By around 1500AD, the blended population of Europe had developed the most efficient martial culture on earth, and one that was ruthless in adapting technology to war. A good example is gunpowder - invented by China and used to make primitive rockets and pretty fireworks, turned into cannons and muskets by Europeans.
Europeans got so good at fending off invaders that they started winning, started pushing back, and built themselves colonial empires. I'm not saying that's a good or bad thing, it just is. They were just simply better at killing people, and more resistant to diseases bought by invaders (just ask the poor Incas...).
Exactly. There was a whole lot of natural/cultural selection that bred for attack/defense, rather than community. As you said - martial culture.
This last one about the "resistant to disease" is a big one, isn't it?
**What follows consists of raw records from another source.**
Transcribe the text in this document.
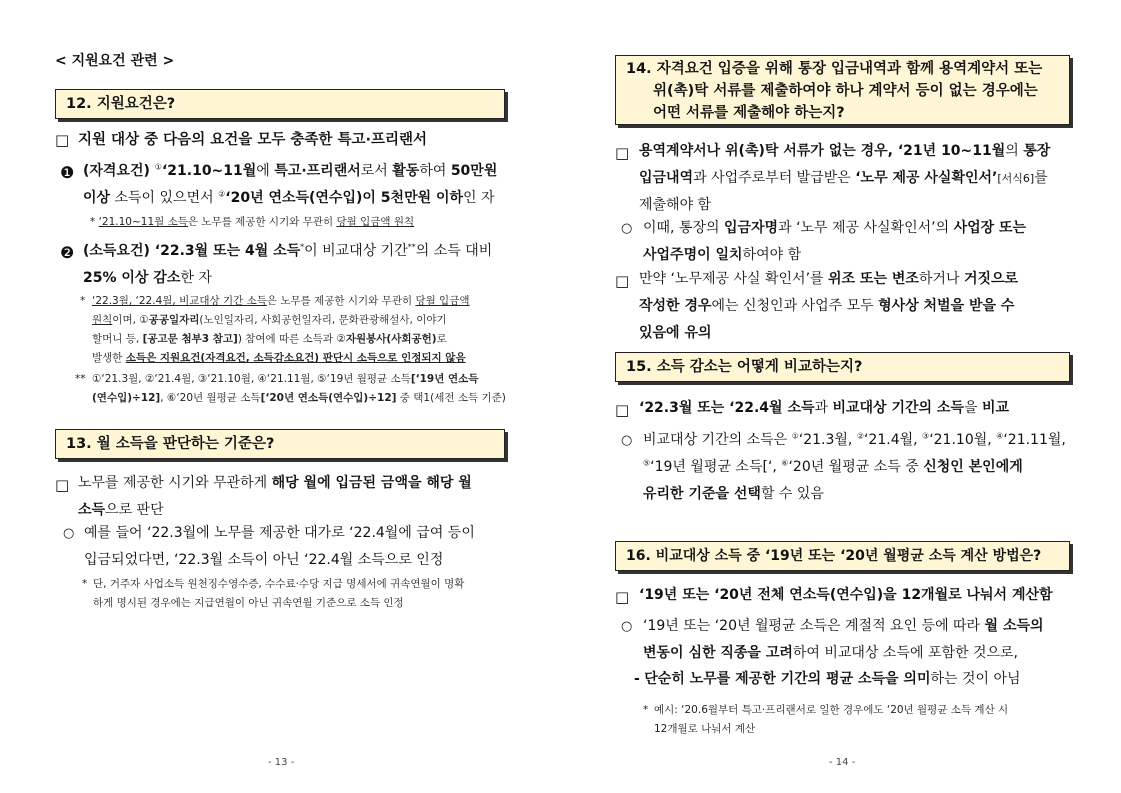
< 지원요건 관련 >
12. 지원요건은?
□ 지원 대상 중 다음의 요건을 모두 충족한 특고·프리랜서
❶ (자격요건) ①‘21.10~11월에 특고·프리랜서로서 활동하여 50만원
이상 소득이 있으면서 ②‘20년 연소득(연수입)이 5천만원 이하인 자
* ‘21.10~11월 소득은 노무를 제공한 시기와 무관히 당월 입금액 원칙
❷ (소득요건) ‘22.3월 또는 4월 소득*이 비교대상 기간**의 소득 대비
25% 이상 감소한 자
* ‘22.3월, ‘22.4월, 비교대상 기간 소득은 노무를 제공한 시기와 무관히 당월 입금액
원칙이며, ①공공일자리(노인일자리, 사회공헌일자리, 문화관광해설사, 이야기
할머니 등, [공고문 첨부3 참고]) 참여에 따른 소득과 ②자원봉사(사회공헌)로
발생한 소득은 지원요건(자격요건, 소득감소요건) 판단시 소득으로 인정되지 않음
** ①‘21.3월, ②‘21.4월, ③‘21.10월, ④‘21.11월, ⑤‘19년 월평균 소득[‘19년 연소득
(연수입)÷12], ⑥‘20년 월평균 소득[‘20년 연소득(연수입)÷12] 중 택1(세전 소득 기준)
13. 월 소득을 판단하는 기준은?
□ 노무를 제공한 시기와 무관하게 해당 월에 입금된 금액을 해당 월
소득으로 판단
○ 예를 들어 ‘22.3월에 노무를 제공한 대가로 ‘22.4월에 급여 등이
입금되었다면, ‘22.3월 소득이 아닌 ‘22.4월 소득으로 인정
* 단, 거주자 사업소득 원천징수영수증, 수수료·수당 지급 명세서에 귀속연월이 명확
하게 명시된 경우에는 지급연월이 아닌 귀속연월 기준으로 소득 인정
- 13 -
14. 자격요건 입증을 위해 통장 입금내역과 함께 용역계약서 또는
위(촉)탁 서류를 제출하여야 하나 계약서 등이 없는 경우에는
어떤 서류를 제출해야 하는지?
□ 용역계약서나 위(촉)탁 서류가 없는 경우, ‘21년 10~11월의 통장
입금내역과 사업주로부터 발급받은 ‘노무 제공 사실확인서’[서식6]를
제출해야 함
○ 이때, 통장의 입금자명과 ‘노무 제공 사실확인서’의 사업장 또는
사업주명이 일치하여야 함
□ 만약 ‘노무제공 사실 확인서’를 위조 또는 변조하거나 거짓으로
작성한 경우에는 신청인과 사업주 모두 형사상 처벌을 받을 수
있음에 유의
15. 소득 감소는 어떻게 비교하는지?
□ ‘22.3월 또는 ‘22.4월 소득과 비교대상 기간의 소득을 비교
○ 비교대상 기간의 소득은 ①‘21.3월, ②‘21.4월, ③‘21.10월, ④‘21.11월,
⑤‘19년 월평균 소득[‘, ⑥‘20년 월평균 소득 중 신청인 본인에게
유리한 기준을 선택할 수 있음
16. 비교대상 소득 중 ‘19년 또는 ‘20년 월평균 소득 계산 방법은?
□ ‘19년 또는 ‘20년 전체 연소득(연수입)을 12개월로 나눠서 계산함
○ ‘19년 또는 ‘20년 월평균 소득은 계절적 요인 등에 따라 월 소득의
변동이 심한 직종을 고려하여 비교대상 소득에 포함한 것으로,
- 단순히 노무를 제공한 기간의 평균 소득을 의미하는 것이 아님
* 예시: ‘20.6월부터 특고·프리랜서로 일한 경우에도 ‘20년 월평균 소득 계산 시
12개월로 나눠서 계산
- 14 -
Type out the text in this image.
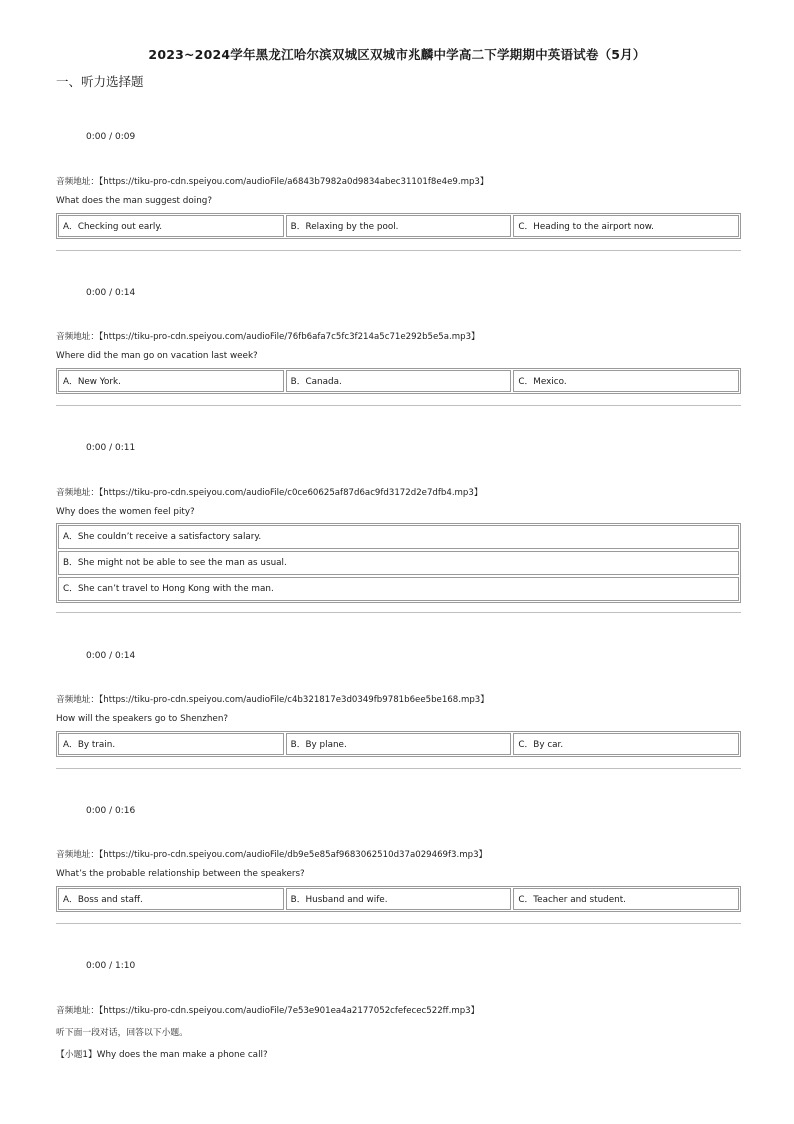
2023~2024学年黑龙江哈尔滨双城区双城市兆麟中学高二下学期期中英语试卷（5月）
一、听力选择题
0:00 / 0:09
音频地址：【https://tiku-pro-cdn.speiyou.com/audioFile/a6843b7982a0d9834abec31101f8e4e9.mp3】
What does the man suggest doing?
A．Checking out early.	B．Relaxing by the pool.	C．Heading to the airport now.
0:00 / 0:14
音频地址：【https://tiku-pro-cdn.speiyou.com/audioFile/76fb6afa7c5fc3f214a5c71e292b5e5a.mp3】
Where did the man go on vacation last week?
A．New York.	B．Canada.	C．Mexico.
0:00 / 0:11
音频地址：【https://tiku-pro-cdn.speiyou.com/audioFile/c0ce60625af87d6ac9fd3172d2e7dfb4.mp3】
Why does the women feel pity?
A．She couldn’t receive a satisfactory salary.
B．She might not be able to see the man as usual.
C．She can’t travel to Hong Kong with the man.
0:00 / 0:14
音频地址：【https://tiku-pro-cdn.speiyou.com/audioFile/c4b321817e3d0349fb9781b6ee5be168.mp3】
How will the speakers go to Shenzhen?
A．By train.	B．By plane.	C．By car.
0:00 / 0:16
音频地址：【https://tiku-pro-cdn.speiyou.com/audioFile/db9e5e85af9683062510d37a029469f3.mp3】
What’s the probable relationship between the speakers?
A．Boss and staff.	B．Husband and wife.	C．Teacher and student.
0:00 / 1:10
音频地址：【https://tiku-pro-cdn.speiyou.com/audioFile/7e53e901ea4a2177052cfefecec522ff.mp3】
听下面一段对话，回答以下小题。
【小题1】Why does the man make a phone call?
The more homogenous a community genetically and across exposure to disease, the more prone to being wiped out.
Oooooof!
Your points are exactly why travel is so important. People in the US just don't travel aboard so much (definitely not nearly as much as Australians) because the US has so many incredible sites to visit, but also because Americans are constantly bombarded with "American #1" so why would you visit anywhere else? It's wild to think that America might be Number 1 because of all these outside influences... and that it could be so much better if the population was a lot more traveled and experienced.
You mentioned it briefly, but I'm concerned/curious to how climate change will affect resources of lands... could Northern Europe/Russia become more resourceful as the globe heats up and they get less snow? Or will there be other issues affecting crops? Who knows...
I have never been to the US, but I have heard they don't travel and it wasn't that long ago that, that the majority of senators hadn't been outside the US. That tells something I reckon.
Funny you should mention about the climate change affecting crops, because while we were talking (Client and I), he ate an apple and showed it first saying "It is from a colleague's garden, but they look like they have come from overseas"
While they might not be growing mangoes for a while, I suspect there ware going to be impacts on what can be grown. But, there are also likely to be some pretty major storms too as the climate shifts.